I didn’t think about Missy again until about four that afternoon when the phone rang. I answered it and heard the voice on the other end say, “Hello, Daddy. This is Missy.”

I was amused that she called me Daddy and then identified herself, but I decided to play along. “Missy who?” I asked.

“The Missy that lives at your house,” she said impatiently. “I’d like to talk to Mama.”

“Mama’s pretty busy,” I informed her. “You’ll have to talk to me.”

“I’d a whole lot rather talk to Mama,” she replied.

With all the parental authority I could muster, I told her, “You will have to talk to me.”

There was a slight pause, then I heard, “Would it be OK for Angie to eat supper and spend the night with us?”

I exploded! “Missy, didn’t I tell you that you were not to ask anybody for tonight? I’m coming to get you right now.”

“But, Daddy,” she pleaded, “it’s only four and you said I could stay till five. And besides. . . .”

I cut her off. “Besides, nothing. I’m coming now. You be ready!”

I was met at the door by Missy and Angie along with Angie’s mother, who said, “John, would it be alright for Missy to eat supper and spend the night with us?”

“Why, that would be nice,” I replied.

“But Daddy,” Missy piped in, “that’s what I just asked you and you told me I couldn’t.”

“Oh, . . . Missy,” I stammered. “I thought you were asking if Angie could come to our house.”

“It’s OK,” Missy said. “Sometimes you don’t listen very well.”

Hearing what we expect rather than what the other person means can pose a big problem.

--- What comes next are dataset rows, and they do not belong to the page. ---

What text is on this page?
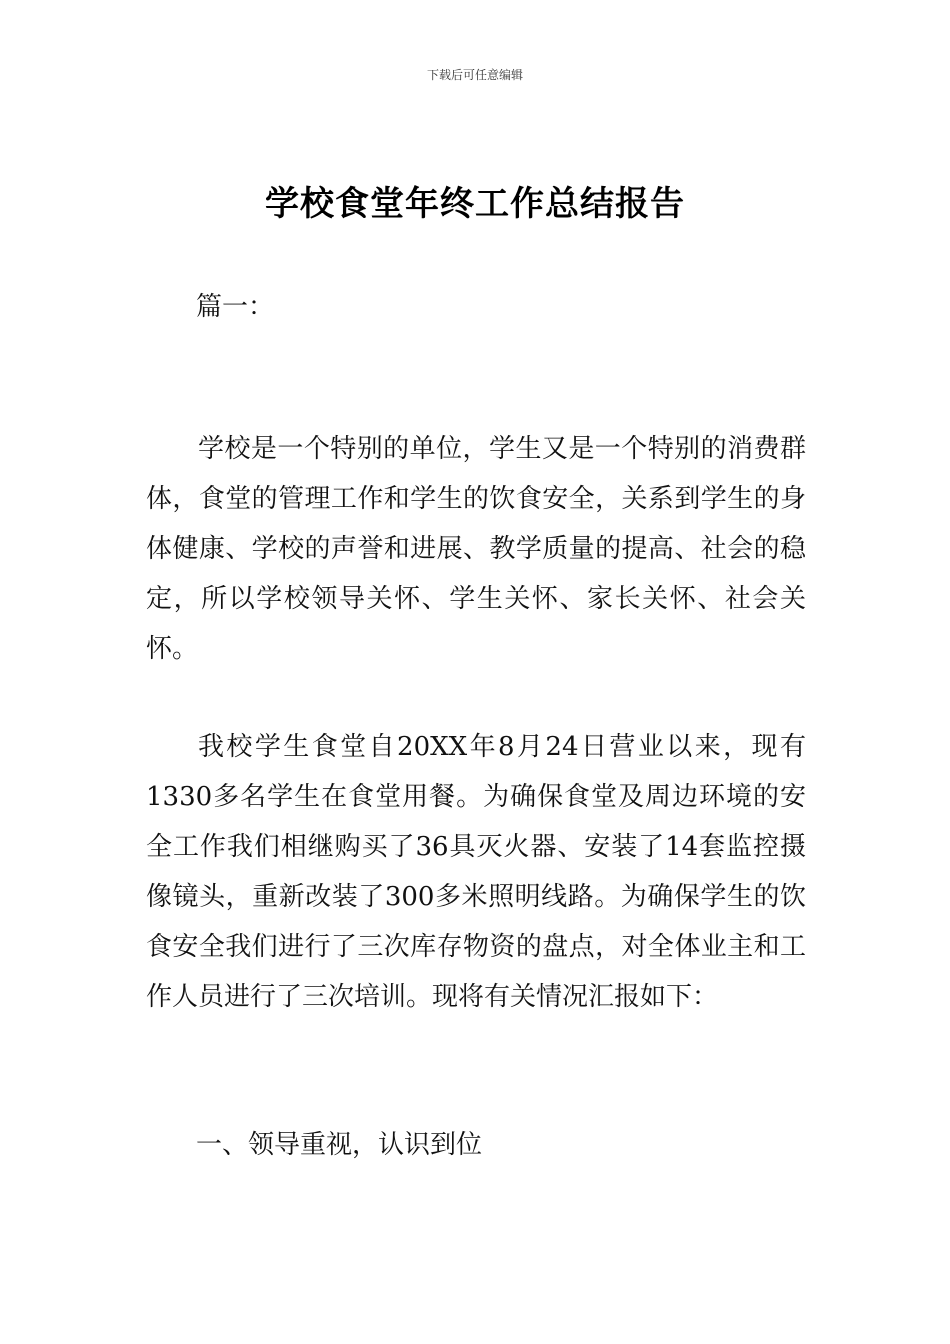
下载后可任意编辑
学校食堂年终工作总结报告
篇一：

学校是一个特别的单位，学生又是一个特别的消费群体，食堂的管理工作和学生的饮食安全，关系到学生的身体健康、学校的声誉和进展、教学质量的提高、社会的稳定，所以学校领导关怀、学生关怀、家长关怀、社会关怀。

我校学生食堂自20XX年8月24日营业以来，现有1330多名学生在食堂用餐。为确保食堂及周边环境的安全工作我们相继购买了36具灭火器、安装了14套监控摄像镜头，重新改装了300多米照明线路。为确保学生的饮食安全我们进行了三次库存物资的盘点，对全体业主和工作人员进行了三次培训。现将有关情况汇报如下：

一、领导重视，认识到位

Whether we are listening to learn, evaluate, discriminate, relax, or improve a relationship, it’s important to listen to the other person.

5. Not paying attention. The name of this bad habit says it all. In addition to the bad habits discussed above, there are some other common factors that cause us to not pay attention.

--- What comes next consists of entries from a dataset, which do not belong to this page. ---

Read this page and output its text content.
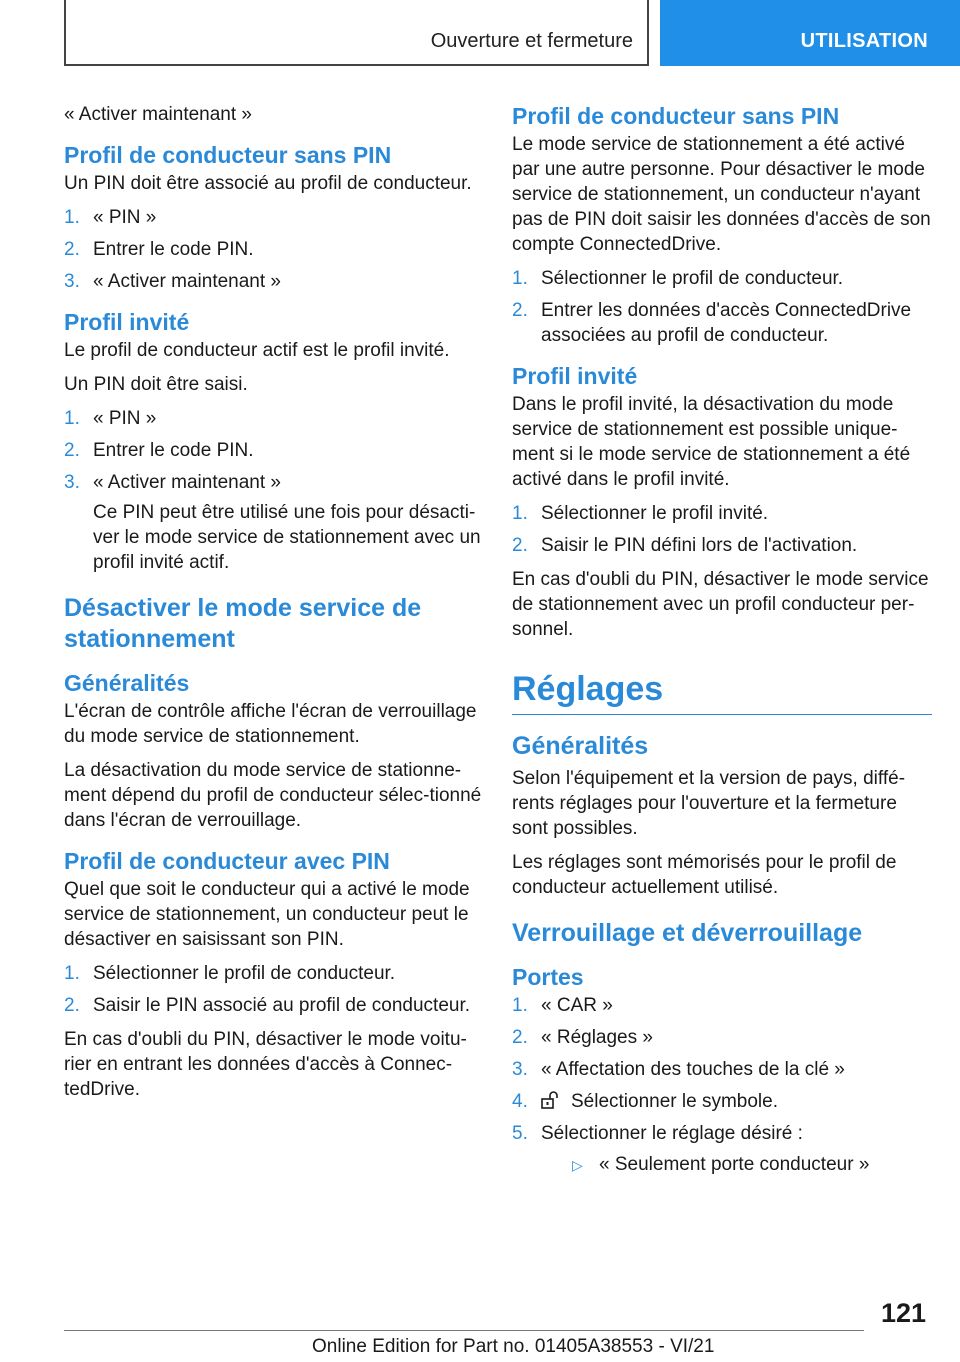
Ouverture et fermeture	UTILISATION
« Activer maintenant »
Profil de conducteur sans PIN
Un PIN doit être associé au profil de conducteur.
1. « PIN »
2. Entrer le code PIN.
3. « Activer maintenant »
Profil invité
Le profil de conducteur actif est le profil invité.
Un PIN doit être saisi.
1. « PIN »
2. Entrer le code PIN.
3. « Activer maintenant »
Ce PIN peut être utilisé une fois pour désacti-ver le mode service de stationnement avec un profil invité actif.
Désactiver le mode service de stationnement
Généralités
L'écran de contrôle affiche l'écran de verrouillage du mode service de stationnement.
La désactivation du mode service de stationne-ment dépend du profil de conducteur sélec-tionné dans l'écran de verrouillage.
Profil de conducteur avec PIN
Quel que soit le conducteur qui a activé le mode service de stationnement, un conducteur peut le désactiver en saisissant son PIN.
1. Sélectionner le profil de conducteur.
2. Saisir le PIN associé au profil de conducteur.
En cas d'oubli du PIN, désactiver le mode voitu-rier en entrant les données d'accès à Connec-tedDrive.
Profil de conducteur sans PIN
Le mode service de stationnement a été activé par une autre personne. Pour désactiver le mode service de stationnement, un conducteur n'ayant pas de PIN doit saisir les données d'accès de son compte ConnectedDrive.
1. Sélectionner le profil de conducteur.
2. Entrer les données d'accès ConnectedDrive associées au profil de conducteur.
Profil invité
Dans le profil invité, la désactivation du mode service de stationnement est possible unique-ment si le mode service de stationnement a été activé dans le profil invité.
1. Sélectionner le profil invité.
2. Saisir le PIN défini lors de l'activation.
En cas d'oubli du PIN, désactiver le mode service de stationnement avec un profil conducteur per-sonnel.
Réglages
Généralités
Selon l'équipement et la version de pays, diffé-rents réglages pour l'ouverture et la fermeture sont possibles.
Les réglages sont mémorisés pour le profil de conducteur actuellement utilisé.
Verrouillage et déverrouillage
Portes
1. « CAR »
2. « Réglages »
3. « Affectation des touches de la clé »
4. Sélectionner le symbole.
5. Sélectionner le réglage désiré :
▷ « Seulement porte conducteur »
121
Online Edition for Part no. 01405A38553 - VI/21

Preoccupation. Sometimes we don’t listen because we are preoccupied. We have so many things to think about. Our mind is full of ideas, facts, worries. We are unable to put them aside while we listen. Nevertheless, good listening demands that we avoid preoccupation when someone is speaking to us.

Prejudice. Attitudes and feelings not tempered by logical thinking can lead to prejudice. Perhaps we don’t like the speaker. Or the subject may be one that we know little about and “don’t want to know.” Maybe we don’t like the method of presentation. In any event, we are prejudiced against the presentation; we have prejudged it. Consequently, we may mentally argue with the speaker. Or we may simply “tune out.” Prejudicial thinking can divert our attention away from what the speaker is saying.

Self-centeredness. Since we live with ourselves all day every day, most of us spend much more time thinking about ourselves than about others. It is therefore not surprising that self-concern interferes with our listening to what another is saying. We must work at transferring our concentration from “I” to “You”—from ourselves to the person doing the talking.

Stereotyping. As thinking and feeling human beings, we hold certain beliefs about a variety of subjects. We have “fixed” judgments or concepts which we believe to be true and correct. If a speaker presents evidence that contradicts our beliefs, we tend to ignore what is being said—either because it is not believable to us or because we don’t want our ideas challenged. Good listeners do not allow themselves to be trapped by stereotypes.

Fallacy #6: Listening Skills
Are Difficult to Learn

Actually, the skills themselves are not all that difficult—and initial progress is rapid. But learning to apply the skills consistently does take hard work. And becoming really proficient takes much time and practice—a lifetime to be exact. But the effort is definitely worthwhile. The last chapter will tell you how to become a better listener in any situation. First, however, we need to understand the process of listening and the types of listening. The next chapter explains the process.